There is evidence that the heightened pain sensitivity due to repeated noxious stimulus in infants also alters the cerebral pain processing and greater pain-related brain activation in primary somato-sensory, insula and anterior cingulate cortex (ACC) of school-aged children [12;19;45]. Similarly, in experimental animals, noxious events during the period of neural network construction and learning processes can result in functional and behavioral alterations of adult pain processing [16;17;38]. In our recent study, repeated acid infusion in the esophagus of P7-P14 rats resulted in long-lasting and enhanced expression of NMDA receptor subunits and postsynaptic density protein (PSD95) in ACC when tested at adult age of P60 [5]. In addition to this work, we have also documented in several recent reports that the neonatal noxious stimulus in visceral and somatic structures produces long-term visceral and somatic hyperalgesia in rats [29;30;42]. Moreover, this long-lasting visceral hypersensitivity could be due to neuroplasticity in gastrointestinal system, specifically increased branching of primary afferents at both peripheral and central locations, increased spontaneous and evoked activity of dorsal horn neurons, and alteration in the balance between descending inhibitory and excitatory systems [14;39]. Recent evidence also suggest an imbalance in the spinal nociceptive and anti-nociceptive systems, where neonatal cystitis exhibited a higher bladder content of calcitonin gene-related peptide (CGRP) and substance P (SP) and a subsequent impairment of the central opioid-inhibitory mechanism [14;15]. Similarly, our previous report of an increase in NMDA receptor NR1 subunit expression in spinal dorsal horn neurons in rats with neonatal cystitis and the present findings of transcriptional reregulation of spinal GABA_A receptor subunits clearly indicate that both excitatory and inhibitory neurotransmissions are involved in long-lasting sensitization of visceral sensory system [29].

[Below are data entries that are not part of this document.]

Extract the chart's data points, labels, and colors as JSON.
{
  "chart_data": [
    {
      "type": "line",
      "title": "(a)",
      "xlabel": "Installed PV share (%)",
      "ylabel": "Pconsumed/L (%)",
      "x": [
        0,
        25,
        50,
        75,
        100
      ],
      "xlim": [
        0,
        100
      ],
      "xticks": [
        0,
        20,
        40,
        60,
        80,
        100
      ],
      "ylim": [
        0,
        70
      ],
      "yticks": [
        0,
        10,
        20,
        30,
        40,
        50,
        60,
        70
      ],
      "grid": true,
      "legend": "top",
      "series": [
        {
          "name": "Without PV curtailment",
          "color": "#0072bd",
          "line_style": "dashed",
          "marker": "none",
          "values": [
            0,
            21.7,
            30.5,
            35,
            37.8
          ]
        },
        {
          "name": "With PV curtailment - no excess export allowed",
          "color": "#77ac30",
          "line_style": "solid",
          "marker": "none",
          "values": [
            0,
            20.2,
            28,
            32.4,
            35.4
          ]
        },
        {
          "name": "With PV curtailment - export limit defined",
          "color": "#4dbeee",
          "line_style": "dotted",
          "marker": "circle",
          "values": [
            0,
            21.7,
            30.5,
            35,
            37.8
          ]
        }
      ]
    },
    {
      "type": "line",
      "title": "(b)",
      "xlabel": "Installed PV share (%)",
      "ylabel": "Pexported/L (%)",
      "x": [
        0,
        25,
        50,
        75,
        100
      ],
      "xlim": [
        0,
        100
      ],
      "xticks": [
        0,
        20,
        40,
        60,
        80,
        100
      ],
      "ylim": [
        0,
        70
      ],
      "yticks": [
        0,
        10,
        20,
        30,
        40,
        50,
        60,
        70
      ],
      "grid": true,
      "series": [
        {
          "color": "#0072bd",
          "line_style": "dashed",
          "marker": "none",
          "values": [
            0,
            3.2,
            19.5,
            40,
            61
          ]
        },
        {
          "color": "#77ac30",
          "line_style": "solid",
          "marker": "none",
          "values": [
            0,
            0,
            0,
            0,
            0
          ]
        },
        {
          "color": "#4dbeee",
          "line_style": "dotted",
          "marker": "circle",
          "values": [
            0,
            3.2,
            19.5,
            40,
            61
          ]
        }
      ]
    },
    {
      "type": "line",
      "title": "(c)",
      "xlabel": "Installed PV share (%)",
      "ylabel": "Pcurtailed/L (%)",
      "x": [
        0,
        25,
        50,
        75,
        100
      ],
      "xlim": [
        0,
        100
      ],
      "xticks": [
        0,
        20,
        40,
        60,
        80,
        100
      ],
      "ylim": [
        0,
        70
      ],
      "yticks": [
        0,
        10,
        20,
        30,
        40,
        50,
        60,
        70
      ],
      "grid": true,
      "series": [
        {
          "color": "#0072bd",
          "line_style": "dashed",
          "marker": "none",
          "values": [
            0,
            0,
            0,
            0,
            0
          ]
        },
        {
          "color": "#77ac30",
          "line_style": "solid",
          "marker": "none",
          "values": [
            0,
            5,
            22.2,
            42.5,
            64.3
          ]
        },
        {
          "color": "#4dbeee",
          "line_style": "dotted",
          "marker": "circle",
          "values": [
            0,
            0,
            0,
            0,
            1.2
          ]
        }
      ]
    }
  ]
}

The significance of miRNAs in pain research is emerging in recent studies. In patients with chronic bladder pain syndrome, an increase in miR-449b and 500 in the bladder tissue has been linked with a downregulation of neurokinin receptors [40]. Similarly, alterations in miRNA expression have been reported in the endometrium of women with painful endometriosis in the early secretory phase [9]. Our present findings also strongly suggest that miRNAs play an important role in the regulation of gene expression in developing nociceptive system associated with pain. Future investigations on functional studies and electrophysiological characterization of neurons will be needed to elucidate how miRNAs are involved in development and maintenance of chronic pelvic pain and this may help further in characterizing miRNAs as potential and specific targets to relieve pain.